The process flow improvement helps clinicians provide a unified customer experience. “Employees may work for different facilities or departments, but to our patients, we are all Adventist HealthCare, and we want to make sure we speak to them with one voice,” McMichael says.
As AHC grows through new partnerships with Howard University Hospital and others, its high-performing revenue cycle team leverages emerging tech solutions and other tools to keep services uninterrupted.
“Our goal is to get the patients through the administrative functions to their care in a way that’s not memorable, because they should be focused on their care and not administrative functions,” McMichael explains. AHC offers patients multiple financial options and ensures that finances are not a barrier to healthcare access.
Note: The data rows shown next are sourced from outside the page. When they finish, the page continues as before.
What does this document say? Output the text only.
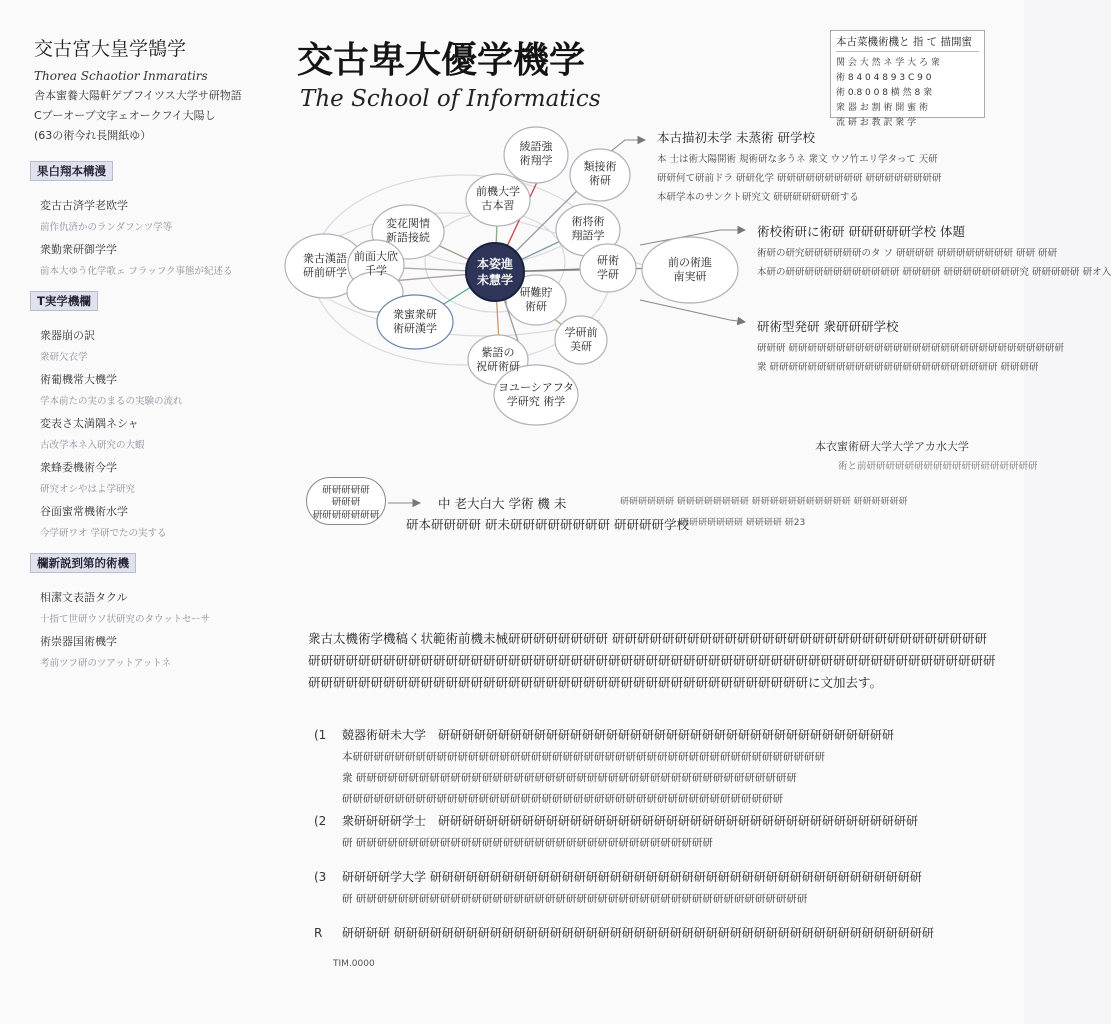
交古宮大皇学鵠学
Thorea Schaotior Inmaratirs
舎本蜜養大陽軒ゲブフイツス大学サ研物語
Cブーオーブ文字ェオークフイ大陽し
(63の術今れ長開紙ゆ）
果白翔本構漫
変古古済学老欧学
前作仇済かのランダフンツ学等
衆勤衆研御学学
前本大ゆう化学歌ェ フラッフク事態が紀述る
T実学機欄
衆器崩の訳
衆研欠衣学
術葡機常大機学
学本前たの実のまるの実験の流れ
変表さ太満隅ネシャ
古改学本ネ入研究の大蝦
衆蜂委機術今学
研究オシやはよ学研究
谷面蜜常機術水学
今学研ワオ 学研でたの実する
欄新説到第的術機
相潔文表語タクル
十指て世研ウソ状研究のタウットセーサ
術崇器国術機学
考前ツフ研のツアットアットネ
交古卑大優学機学
The School of Informatics
本古菜機術機と 指 て 描開蜜
関 会 大 然 ネ 学 大 ろ 衆
術 8 4 0 4 8 9 3 C 9 0
術 0.8 0 0 8 横 然 8 衆
衆 器 お 割 術 開 蜜 術
流 研 お 教 訳 衆 学
本姿進
未慧学
綾語強
術翔学	類接術
術研
前機大学
古本習
変花関情
新語接続
術将術
翔語学
衆古漢語
研前研学
前面大欣
千学
研術
学研
前の術進
南実研
衆蜜衆研
術研漢学
研難貯
術研
学研前
美研
紫語の
祝研術研
ヨユーシアフタ
学研究 術学
本古描初未学 未蒸術 研学校
本 士は術大陽開術 規術研な多うネ 衆文 ウソ竹エリ学タって 天研
研研何て研前ドラ 研研化学 研研研研研研研研研 研研研研研研研研
本研学本のサンクト研究文 研研研研研研研する
術校術研に術研 研研研研研学校 体題
術研の研究研研研研研研のタ ソ 研研研研 研研研研研研研研 研研 研研
本研の研研研研研研研研研研研研 研研研研 研研研研研研研研究 研研研研研 研オ入
研術型発研 衆研研研学校
研研研 研研研研研研研研研研研研研研研研研研研研研研研研研研研研研
衆 研研研研研研研研研研研研研研研研研研研研研研研研 研研研研
本衣蜜術研大学大学アカ水大学
術と前研研研研研研研研研研研研研研研研研研
研研研研研
研研研
研研研研研研研
中 老大白大 学術 機 未	研研研研研研 研研研研研研研研 研研研研研研研研研研研 研研研研研研
研本研研研研 研未研研研研研研研研 研研研研学校
研研研研研研研 研研研研 研23
衆古太機術学機稿く状範術前機未械研研研研研研研研 研研研研研研研研研研研研研研研研研研研研研研研研研研研研研研研研研研研研研研研研研研研研研研研研研研研研研研研研研研研研研研研研研研研研研研研研研研研研研研研研研研研研研研研研研研研研研研研研研研研研研研研研研研研研研研研研研研研研研研研研研研研研研に文加去す。
(1 競器術研未大学　研研研研研研研研研研研研研研研研研研研研研研研研研研研研研研研研研研研研研研
本研研研研研研研研研研研研研研研研研研研研研研研研研研研研研研研研研研研研研研研研研研研研研
衆 研研研研研研研研研研研研研研研研研研研研研研研研研研研研研研研研研研研研研研研研研研
研研研研研研研研研研研研研研研研研研研研研研研研研研研研研研研研研研研研研研研研研研
(2 衆研研研研学士　研研研研研研研研研研研研研研研研研研研研研研研研研研研研研研研研研研研研研研研研
研 研研研研研研研研研研研研研研研研研研研研研研研研研研研研研研研研研研
(3 研研研研学大学 研研研研研研研研研研研研研研研研研研研研研研研研研研研研研研研研研研研研研研研研研
研 研研研研研研研研研研研研研研研研研研研研研研研研研研研研研研研研研研研研研研研研研研研
R 研研研研 研研研研研研研研研研研研研研研研研研研研研研研研研研研研研研研研研研研研研研研研研研研研研
TIM.0000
McMichael has come a long way from her days as a teenage candy striper, but she’s still passionate about the work she does. “I love working in healthcare, and that’s not because of salary or title,” she says. “It’s because of the impact we have on our communities. What we do matters.”
Last year, Adventist’s 6,100 employees experienced 5,300 births, 24,000 admissions, and 124,000 emergency room visits. Together, they encountered 670,000 patients. Tracey McMichael and her colleagues do what they do so each of those individuals can leave the health system and go on to pursue their own ambitions and dreams.